# 5 HP Briggs Kick-back



## walt_54 (Jul 9, 2011)

My 5 HP briggs tiller engine often kicks back violently when pulling the recoil starter. It has even injured my wrist. The engine seems to run well once it's started tho.

Is there anything that can be done about this?


----------



## Basementgeek (Feb 7, 2005)

Hi and welcome to TSF

My first thing to check is the flywheel key, it could be bent or sheared.

BG


----------



## Adamd85 (Dec 1, 2011)

Could also be valves out of adjustment aswell


----------



## Basementgeek (Feb 7, 2005)

Lets hope they have it fixed by now since it was some 5 months ago :>)

BG


----------



## Adamd85 (Dec 1, 2011)

Never know


----------



## Basementgeek (Feb 7, 2005)

Very true 

BG


----------



## jrrdw (Jun 26, 2010)

Sounds like your not pulling hard enough through the 2nd rotation of the compression cycle/stroke and the mixture explodes before the piston gets close enough to top dead center to complete the cycle/stroke. 
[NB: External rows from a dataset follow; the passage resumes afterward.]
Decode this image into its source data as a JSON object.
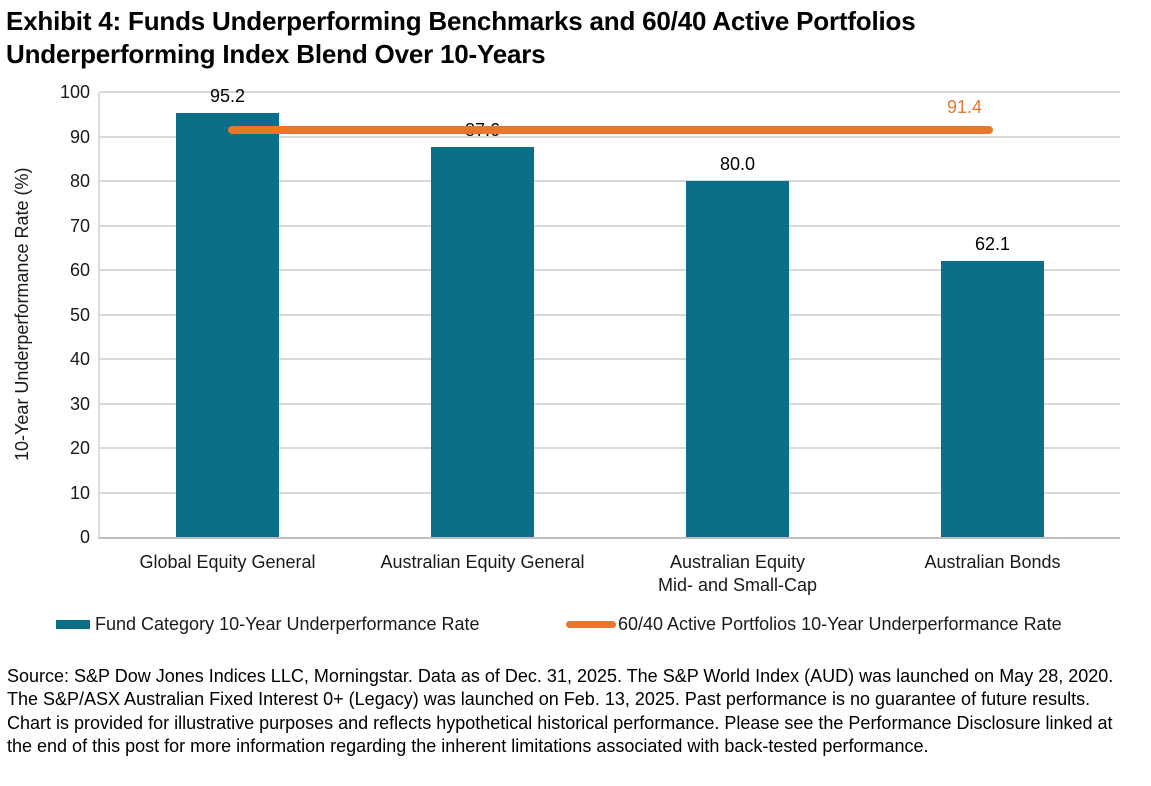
{
  "title": "Exhibit 4: Funds Underperforming Benchmarks and 60/40 Active Portfolios\nUnderperforming Index Blend Over 10-Years",
  "chart_data": {
    "type": "bar",
    "title": "Exhibit 4: Funds Underperforming Benchmarks and 60/40 Active Portfolios Underperforming Index Blend Over 10-Years",
    "categories": [
      "Global Equity General",
      "Australian Equity General",
      "Australian Equity\nMid- and Small-Cap",
      "Australian Bonds"
    ],
    "series": [
      {
        "name": "Fund Category 10-Year Underperformance Rate",
        "type": "bar",
        "color": "#0C6F88",
        "values": [
          95.2,
          87.6,
          80.0,
          62.1
        ]
      },
      {
        "name": "60/40 Active Portfolios 10-Year Underperformance Rate",
        "type": "line",
        "color": "#E8772E",
        "values": [
          91.4,
          91.4,
          91.4,
          91.4
        ],
        "data_label": "91.4"
      }
    ],
    "xlabel": "",
    "ylabel": "10-Year Underperformance Rate (%)",
    "ylim": [
      0,
      100
    ],
    "ytick_step": 10,
    "grid": true,
    "legend_position": "bottom"
  },
  "footer": {
    "source_text": "Source: S&P Dow Jones Indices LLC, Morningstar. Data as of Dec. 31, 2025. The S&P World Index (AUD) was launched on May 28, 2020. The S&P/ASX Australian Fixed Interest 0+ (Legacy) was launched on Feb. 13, 2025. Past performance is no guarantee of future results. Chart is provided for illustrative purposes and reflects hypothetical historical performance. Please see the Performance Disclosure linked at the end of this post for more information regarding the inherent limitations associated with back-tested performance."
  },
  "colors": {
    "bar": "#0C6F88",
    "line": "#E8772E",
    "gridline": "#D9D9D9",
    "axis": "#BFBFBF",
    "text": "#000000"
  }
}
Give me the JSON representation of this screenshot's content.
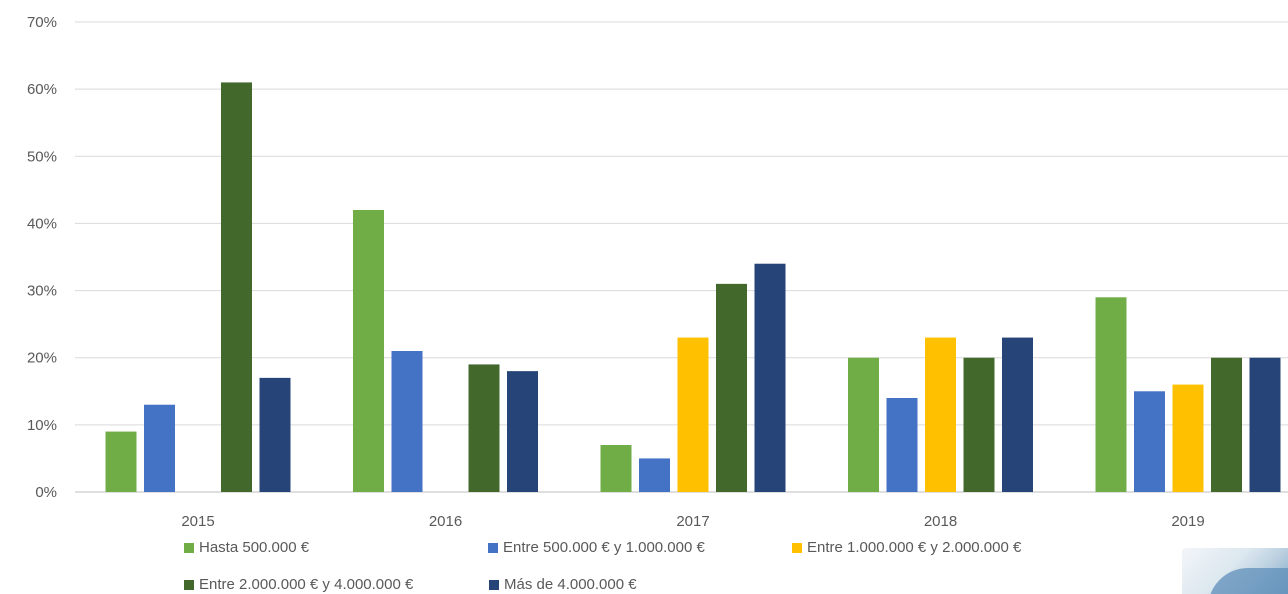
{
  "chart_data": {
    "type": "bar",
    "title": "",
    "xlabel": "",
    "ylabel": "",
    "categories": [
      "2015",
      "2016",
      "2017",
      "2018",
      "2019"
    ],
    "ylim": [
      0,
      70
    ],
    "yticks": [
      "0%",
      "10%",
      "20%",
      "30%",
      "40%",
      "50%",
      "60%",
      "70%"
    ],
    "grid": true,
    "legend_position": "bottom",
    "series": [
      {
        "name": "Hasta 500.000 €",
        "color": "#70ad47",
        "values": [
          9,
          42,
          7,
          20,
          29
        ]
      },
      {
        "name": "Entre 500.000 € y 1.000.000 €",
        "color": "#4472c4",
        "values": [
          13,
          21,
          5,
          14,
          15
        ]
      },
      {
        "name": "Entre 1.000.000 € y 2.000.000 €",
        "color": "#ffc000",
        "values": [
          0,
          0,
          23,
          23,
          16
        ]
      },
      {
        "name": "Entre 2.000.000 € y 4.000.000 €",
        "color": "#43682b",
        "values": [
          61,
          19,
          31,
          20,
          20
        ]
      },
      {
        "name": "Más de 4.000.000 €",
        "color": "#264478",
        "values": [
          17,
          18,
          34,
          23,
          20
        ]
      }
    ]
  }
}
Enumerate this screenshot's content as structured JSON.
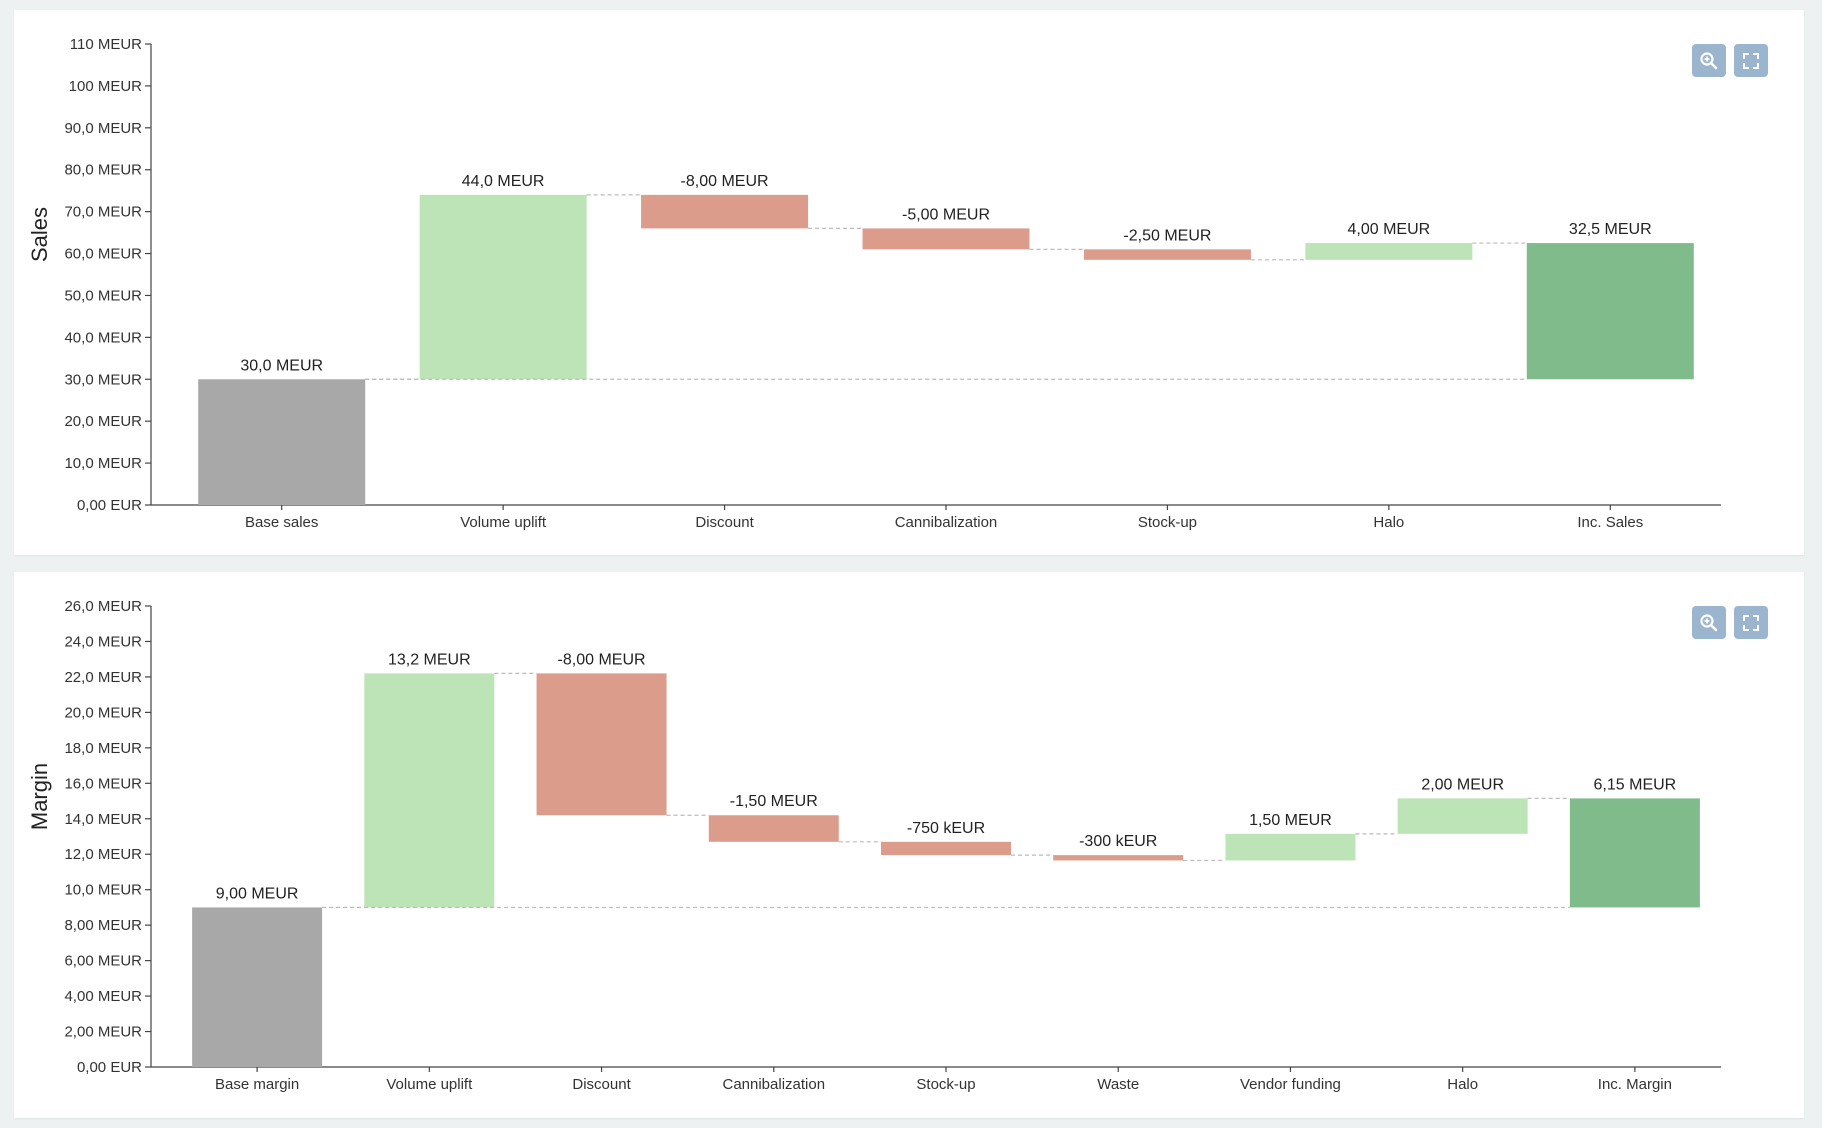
{
  "toolbar": {
    "zoom_icon": "magnifier-plus-icon",
    "fullscreen_icon": "fullscreen-icon",
    "button_color": "#9bb5cf"
  },
  "colors": {
    "base": "#a8a8a8",
    "increase": "#bde4b7",
    "decrease": "#dc9c8c",
    "total": "#80bb8c",
    "connector": "#bbbbbb",
    "axis": "#444444"
  },
  "chart_data": [
    {
      "type": "waterfall",
      "ylabel": "Sales",
      "xlabel": "",
      "ylim": [
        0,
        110
      ],
      "unit": "MEUR",
      "y_ticks": [
        "0,00 EUR",
        "10,0 MEUR",
        "20,0 MEUR",
        "30,0 MEUR",
        "40,0 MEUR",
        "50,0 MEUR",
        "60,0 MEUR",
        "70,0 MEUR",
        "80,0 MEUR",
        "90,0 MEUR",
        "100 MEUR",
        "110 MEUR"
      ],
      "y_tick_values": [
        0,
        10,
        20,
        30,
        40,
        50,
        60,
        70,
        80,
        90,
        100,
        110
      ],
      "grid": false,
      "categories": [
        "Base sales",
        "Volume uplift",
        "Discount",
        "Cannibalization",
        "Stock-up",
        "Halo",
        "Inc. Sales"
      ],
      "values": [
        30.0,
        44.0,
        -8.0,
        -5.0,
        -2.5,
        4.0,
        32.5
      ],
      "kinds": [
        "base",
        "delta",
        "delta",
        "delta",
        "delta",
        "delta",
        "total"
      ],
      "value_labels": [
        "30,0 MEUR",
        "44,0 MEUR",
        "-8,00 MEUR",
        "-5,00 MEUR",
        "-2,50 MEUR",
        "4,00 MEUR",
        "32,5 MEUR"
      ]
    },
    {
      "type": "waterfall",
      "ylabel": "Margin",
      "xlabel": "",
      "ylim": [
        0,
        26
      ],
      "unit": "MEUR",
      "y_ticks": [
        "0,00 EUR",
        "2,00 MEUR",
        "4,00 MEUR",
        "6,00 MEUR",
        "8,00 MEUR",
        "10,0 MEUR",
        "12,0 MEUR",
        "14,0 MEUR",
        "16,0 MEUR",
        "18,0 MEUR",
        "20,0 MEUR",
        "22,0 MEUR",
        "24,0 MEUR",
        "26,0 MEUR"
      ],
      "y_tick_values": [
        0,
        2,
        4,
        6,
        8,
        10,
        12,
        14,
        16,
        18,
        20,
        22,
        24,
        26
      ],
      "grid": false,
      "categories": [
        "Base margin",
        "Volume uplift",
        "Discount",
        "Cannibalization",
        "Stock-up",
        "Waste",
        "Vendor funding",
        "Halo",
        "Inc. Margin"
      ],
      "values": [
        9.0,
        13.2,
        -8.0,
        -1.5,
        -0.75,
        -0.3,
        1.5,
        2.0,
        6.15
      ],
      "kinds": [
        "base",
        "delta",
        "delta",
        "delta",
        "delta",
        "delta",
        "delta",
        "delta",
        "total"
      ],
      "value_labels": [
        "9,00 MEUR",
        "13,2 MEUR",
        "-8,00 MEUR",
        "-1,50 MEUR",
        "-750 kEUR",
        "-300 kEUR",
        "1,50 MEUR",
        "2,00 MEUR",
        "6,15 MEUR"
      ]
    }
  ]
}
If the flywheel key is good the only thing you can do is learn to pull steady and hard enough to complete 2 full revolutions, 8 strokes. A Lot of these 5HP IC engines do this. 

The problem is in the ignition timing. The Magnetron Electronic Ignition Systems module placement is in a advanced position and no corrections were made in the flywheel to make up for it.

Even though I'm 6 months early for gardening...


----------